Deep Learning for Computer Vision
Convolutional Network
-
Problem: So far our classifiers don't respect the spatial structure of images!
-
Solution: Define new computational nodes that operate on images!
Convolutional Layer
- There can be many filters generating many activation maps.
- Each filter must have same depth as the input image.
- Each filter also has a bias.
- Activation map can be considered as a feature vector, telling us the structure of the input.
- The input is often a batch of images
- The output channel \(C_{out}\) is usually different from input channel \(C_{in}\)
Pooling Layer
- Compute one unique number to represent the region to downsampling.
Convolutional Network Architecture
Normalization
- Problem: Deep network is hard to train
- Normalization is introduced to accelerate optimization.
- The batch normalization get its name for it doing normalization in batch dimension \(N\).
- It's a stiff constraint for those layers to exactly fit zero mean and unit variance.

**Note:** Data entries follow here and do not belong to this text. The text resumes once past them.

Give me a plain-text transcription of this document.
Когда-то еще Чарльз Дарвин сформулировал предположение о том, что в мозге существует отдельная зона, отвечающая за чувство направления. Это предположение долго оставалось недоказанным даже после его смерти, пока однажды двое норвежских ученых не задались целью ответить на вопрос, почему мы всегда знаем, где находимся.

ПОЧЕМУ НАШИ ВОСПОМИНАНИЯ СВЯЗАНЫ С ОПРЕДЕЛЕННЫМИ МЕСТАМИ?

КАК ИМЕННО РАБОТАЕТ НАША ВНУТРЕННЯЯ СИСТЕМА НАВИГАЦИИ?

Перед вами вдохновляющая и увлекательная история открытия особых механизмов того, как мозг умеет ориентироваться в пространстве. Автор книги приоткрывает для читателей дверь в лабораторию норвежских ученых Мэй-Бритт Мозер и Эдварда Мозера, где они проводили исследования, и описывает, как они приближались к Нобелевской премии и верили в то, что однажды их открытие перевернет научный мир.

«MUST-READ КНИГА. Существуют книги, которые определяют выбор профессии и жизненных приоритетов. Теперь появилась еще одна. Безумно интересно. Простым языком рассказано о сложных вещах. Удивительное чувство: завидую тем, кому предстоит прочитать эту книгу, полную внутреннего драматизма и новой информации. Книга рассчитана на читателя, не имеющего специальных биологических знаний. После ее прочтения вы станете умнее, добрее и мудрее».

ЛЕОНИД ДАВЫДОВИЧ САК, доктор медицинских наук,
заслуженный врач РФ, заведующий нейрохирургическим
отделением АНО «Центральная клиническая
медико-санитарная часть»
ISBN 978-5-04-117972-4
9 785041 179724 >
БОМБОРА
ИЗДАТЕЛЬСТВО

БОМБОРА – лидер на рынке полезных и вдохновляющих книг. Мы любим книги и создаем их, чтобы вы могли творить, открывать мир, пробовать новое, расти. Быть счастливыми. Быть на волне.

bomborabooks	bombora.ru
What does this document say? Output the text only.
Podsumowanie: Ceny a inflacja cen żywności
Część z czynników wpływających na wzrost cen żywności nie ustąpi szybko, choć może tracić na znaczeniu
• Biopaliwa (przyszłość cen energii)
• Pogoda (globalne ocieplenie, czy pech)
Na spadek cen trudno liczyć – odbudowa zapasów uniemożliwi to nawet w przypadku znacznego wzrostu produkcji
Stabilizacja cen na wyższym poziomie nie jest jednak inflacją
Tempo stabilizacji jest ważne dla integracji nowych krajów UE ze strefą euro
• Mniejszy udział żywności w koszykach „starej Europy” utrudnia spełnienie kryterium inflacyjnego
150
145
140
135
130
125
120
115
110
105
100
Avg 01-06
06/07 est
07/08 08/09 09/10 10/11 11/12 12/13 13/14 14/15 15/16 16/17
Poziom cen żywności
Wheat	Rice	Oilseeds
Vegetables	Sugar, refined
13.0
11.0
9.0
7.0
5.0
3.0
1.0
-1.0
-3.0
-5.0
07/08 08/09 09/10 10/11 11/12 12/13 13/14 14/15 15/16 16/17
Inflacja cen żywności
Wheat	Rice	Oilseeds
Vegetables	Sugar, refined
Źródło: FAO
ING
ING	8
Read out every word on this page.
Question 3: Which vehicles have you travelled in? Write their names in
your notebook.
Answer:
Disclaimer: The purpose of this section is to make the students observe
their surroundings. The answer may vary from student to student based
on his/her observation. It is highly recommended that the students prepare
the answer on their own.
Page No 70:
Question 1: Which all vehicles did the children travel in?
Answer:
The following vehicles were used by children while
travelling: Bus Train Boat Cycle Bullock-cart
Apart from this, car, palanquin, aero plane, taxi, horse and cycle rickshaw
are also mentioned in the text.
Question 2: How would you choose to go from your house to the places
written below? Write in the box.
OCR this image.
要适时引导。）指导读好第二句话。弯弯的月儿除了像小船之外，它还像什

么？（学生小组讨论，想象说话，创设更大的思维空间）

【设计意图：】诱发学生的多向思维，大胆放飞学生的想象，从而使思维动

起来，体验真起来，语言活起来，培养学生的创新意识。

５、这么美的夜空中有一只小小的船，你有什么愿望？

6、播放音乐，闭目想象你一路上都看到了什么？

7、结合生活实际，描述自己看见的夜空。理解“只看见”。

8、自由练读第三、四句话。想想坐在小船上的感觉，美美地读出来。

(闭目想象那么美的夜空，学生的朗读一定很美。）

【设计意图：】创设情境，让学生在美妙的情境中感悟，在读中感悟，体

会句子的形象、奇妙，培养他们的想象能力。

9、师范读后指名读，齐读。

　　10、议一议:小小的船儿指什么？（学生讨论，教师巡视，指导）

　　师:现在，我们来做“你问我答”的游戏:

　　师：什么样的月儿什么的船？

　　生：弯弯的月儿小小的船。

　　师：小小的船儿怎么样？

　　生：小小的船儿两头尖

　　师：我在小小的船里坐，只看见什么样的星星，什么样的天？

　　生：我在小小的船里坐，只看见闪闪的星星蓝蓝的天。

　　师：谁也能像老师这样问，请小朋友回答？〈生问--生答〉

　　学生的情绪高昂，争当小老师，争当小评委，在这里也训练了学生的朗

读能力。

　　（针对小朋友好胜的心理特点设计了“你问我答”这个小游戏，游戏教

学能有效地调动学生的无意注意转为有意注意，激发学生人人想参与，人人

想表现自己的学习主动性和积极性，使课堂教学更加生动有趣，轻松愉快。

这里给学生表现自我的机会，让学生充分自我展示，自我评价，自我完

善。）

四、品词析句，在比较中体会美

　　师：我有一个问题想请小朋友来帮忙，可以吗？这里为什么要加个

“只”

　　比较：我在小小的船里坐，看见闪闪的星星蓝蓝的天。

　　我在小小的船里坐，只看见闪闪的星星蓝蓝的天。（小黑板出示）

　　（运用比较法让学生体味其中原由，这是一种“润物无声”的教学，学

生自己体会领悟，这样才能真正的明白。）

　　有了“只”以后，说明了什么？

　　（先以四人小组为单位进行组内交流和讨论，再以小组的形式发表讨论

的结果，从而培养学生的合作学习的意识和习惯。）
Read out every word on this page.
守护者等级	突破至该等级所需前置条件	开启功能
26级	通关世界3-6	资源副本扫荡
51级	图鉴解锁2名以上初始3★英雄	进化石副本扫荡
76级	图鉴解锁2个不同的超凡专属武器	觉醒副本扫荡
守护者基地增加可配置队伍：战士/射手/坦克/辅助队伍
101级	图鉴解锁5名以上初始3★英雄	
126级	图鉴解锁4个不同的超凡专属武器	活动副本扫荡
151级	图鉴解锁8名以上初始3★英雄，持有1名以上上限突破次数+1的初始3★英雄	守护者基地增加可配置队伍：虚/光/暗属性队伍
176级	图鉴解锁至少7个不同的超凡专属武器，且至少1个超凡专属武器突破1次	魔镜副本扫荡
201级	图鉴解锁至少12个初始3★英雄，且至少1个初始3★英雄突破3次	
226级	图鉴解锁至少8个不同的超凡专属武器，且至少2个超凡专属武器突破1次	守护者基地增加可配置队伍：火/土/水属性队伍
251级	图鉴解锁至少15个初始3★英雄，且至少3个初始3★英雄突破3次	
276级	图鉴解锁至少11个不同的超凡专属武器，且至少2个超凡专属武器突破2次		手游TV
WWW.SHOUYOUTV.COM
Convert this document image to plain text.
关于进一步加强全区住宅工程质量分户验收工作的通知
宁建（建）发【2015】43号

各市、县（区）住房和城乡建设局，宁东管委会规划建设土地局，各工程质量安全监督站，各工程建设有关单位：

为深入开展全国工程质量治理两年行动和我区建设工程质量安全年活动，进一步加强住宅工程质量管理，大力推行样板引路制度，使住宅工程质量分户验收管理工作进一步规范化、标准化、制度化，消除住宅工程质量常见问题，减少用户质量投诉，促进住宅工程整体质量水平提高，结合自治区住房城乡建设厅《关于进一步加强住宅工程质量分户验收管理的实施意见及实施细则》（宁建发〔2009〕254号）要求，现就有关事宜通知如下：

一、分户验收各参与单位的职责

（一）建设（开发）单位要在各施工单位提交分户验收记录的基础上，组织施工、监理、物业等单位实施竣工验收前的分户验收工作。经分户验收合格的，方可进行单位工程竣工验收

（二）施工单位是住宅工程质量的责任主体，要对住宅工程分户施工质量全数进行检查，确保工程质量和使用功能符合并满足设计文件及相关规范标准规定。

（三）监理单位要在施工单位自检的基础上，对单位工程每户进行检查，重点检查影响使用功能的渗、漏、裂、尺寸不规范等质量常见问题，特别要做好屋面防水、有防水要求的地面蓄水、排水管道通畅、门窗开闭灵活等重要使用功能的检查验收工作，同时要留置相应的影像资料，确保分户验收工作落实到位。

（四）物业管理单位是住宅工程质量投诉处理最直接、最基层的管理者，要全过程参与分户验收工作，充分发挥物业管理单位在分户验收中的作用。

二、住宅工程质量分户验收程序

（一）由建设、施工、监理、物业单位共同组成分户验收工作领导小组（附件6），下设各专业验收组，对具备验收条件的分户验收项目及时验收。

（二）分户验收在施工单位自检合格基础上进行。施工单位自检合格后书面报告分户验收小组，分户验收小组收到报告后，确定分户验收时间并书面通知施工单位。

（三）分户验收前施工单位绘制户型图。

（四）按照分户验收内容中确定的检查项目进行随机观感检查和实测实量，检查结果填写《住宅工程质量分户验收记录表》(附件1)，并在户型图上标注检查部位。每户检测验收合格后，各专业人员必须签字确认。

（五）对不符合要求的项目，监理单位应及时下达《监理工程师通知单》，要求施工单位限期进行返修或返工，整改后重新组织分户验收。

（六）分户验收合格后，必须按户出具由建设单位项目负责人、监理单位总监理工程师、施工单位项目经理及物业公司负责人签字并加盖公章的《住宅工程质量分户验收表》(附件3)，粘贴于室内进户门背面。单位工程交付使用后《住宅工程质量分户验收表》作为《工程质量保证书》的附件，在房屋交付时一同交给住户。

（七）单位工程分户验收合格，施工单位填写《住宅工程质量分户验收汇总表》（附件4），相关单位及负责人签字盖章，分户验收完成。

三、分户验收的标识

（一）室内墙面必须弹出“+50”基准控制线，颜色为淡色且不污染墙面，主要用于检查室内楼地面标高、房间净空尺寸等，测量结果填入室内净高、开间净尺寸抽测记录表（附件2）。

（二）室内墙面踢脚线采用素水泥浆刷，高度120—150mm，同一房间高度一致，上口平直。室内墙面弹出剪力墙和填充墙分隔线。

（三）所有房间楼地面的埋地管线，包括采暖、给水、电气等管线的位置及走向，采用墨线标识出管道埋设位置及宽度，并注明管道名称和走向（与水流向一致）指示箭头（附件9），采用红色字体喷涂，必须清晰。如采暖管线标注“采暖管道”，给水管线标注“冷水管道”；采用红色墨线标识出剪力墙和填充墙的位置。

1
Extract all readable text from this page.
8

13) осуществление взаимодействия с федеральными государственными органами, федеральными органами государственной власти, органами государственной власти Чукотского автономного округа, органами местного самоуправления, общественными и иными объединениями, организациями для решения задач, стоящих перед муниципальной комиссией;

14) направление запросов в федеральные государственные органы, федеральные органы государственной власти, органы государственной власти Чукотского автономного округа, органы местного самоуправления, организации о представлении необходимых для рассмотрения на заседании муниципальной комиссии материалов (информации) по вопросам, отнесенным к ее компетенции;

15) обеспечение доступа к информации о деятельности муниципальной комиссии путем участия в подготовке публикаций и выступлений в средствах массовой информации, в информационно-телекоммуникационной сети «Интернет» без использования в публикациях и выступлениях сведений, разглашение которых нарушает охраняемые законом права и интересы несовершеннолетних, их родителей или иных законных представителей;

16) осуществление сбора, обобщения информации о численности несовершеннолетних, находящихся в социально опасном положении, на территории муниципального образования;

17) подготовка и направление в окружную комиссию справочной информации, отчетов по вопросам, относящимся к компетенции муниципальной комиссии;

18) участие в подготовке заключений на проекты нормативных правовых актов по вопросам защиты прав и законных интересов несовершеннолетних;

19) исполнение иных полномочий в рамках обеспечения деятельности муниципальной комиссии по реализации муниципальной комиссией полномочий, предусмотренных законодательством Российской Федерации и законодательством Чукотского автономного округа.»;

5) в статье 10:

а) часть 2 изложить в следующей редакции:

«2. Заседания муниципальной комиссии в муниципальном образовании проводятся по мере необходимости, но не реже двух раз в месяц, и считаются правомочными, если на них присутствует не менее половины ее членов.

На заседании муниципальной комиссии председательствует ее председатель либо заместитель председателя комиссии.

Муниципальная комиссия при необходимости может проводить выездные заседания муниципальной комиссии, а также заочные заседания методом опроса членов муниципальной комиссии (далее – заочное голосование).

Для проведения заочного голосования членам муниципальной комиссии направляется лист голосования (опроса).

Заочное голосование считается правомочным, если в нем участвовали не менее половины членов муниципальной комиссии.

So in practice, we introduce learnable scale and shift \(\gamma,\beta\) to make our network able to learn mean and variance.
- It is wired that the result of one image is influenced by other images, so the model process differently in training time and test time
- Training Time: empirically compute mean and variance.
- Test Time: use the average of historical mean and variance computed during training to compute.
CNN Architecture
AlexNet
- Output channels \(=\) number of filters \(=\) 64
- Output size \(W_{out}=(W_{in}-K+2P)/S+1=56\)
- Memory that output feature consume
- Number of output elements \(=C_{out}\times H_{out}\times W_{out}=200704\)
- Bytes per element \(=4\) (for 32-bit floating point)
- KB \(=\) (number of elements)\(\times\) (bytes per element)/1024=784
- Number of learnable parameters
- Weight shape \(=C_{out}\times C_{in}\times K \times K\)
- Bias shape \(=C_{out}=64\)
- Number of parameter \(=\) weight \(+\) bias \(=\) 23296
- Flatten output size \(=C_{in}\times H\times W\)
- FCparams \(=C_{in}\times C_{out}+C_{out}\)
- FC flops \(=C_{in}\times C_{out}\)
VGG
- By stacking 3 by 3 conv, we throw away kernal size as a hyperparam and only need to thing about how many 3x3 conv do we need.
- We can also arbitaryly insert ReLU between these 3x3 conv, allowing more nonlinear computation.
GoogLeNet
- Many innovation for efficiency: reduce parameter count, memory usage, and computation.
Residual Network
When training deeper model, we found that deeper model does worse than shallow model. The initial guess is that Deep model is overfitting since it is much bigger than the other model.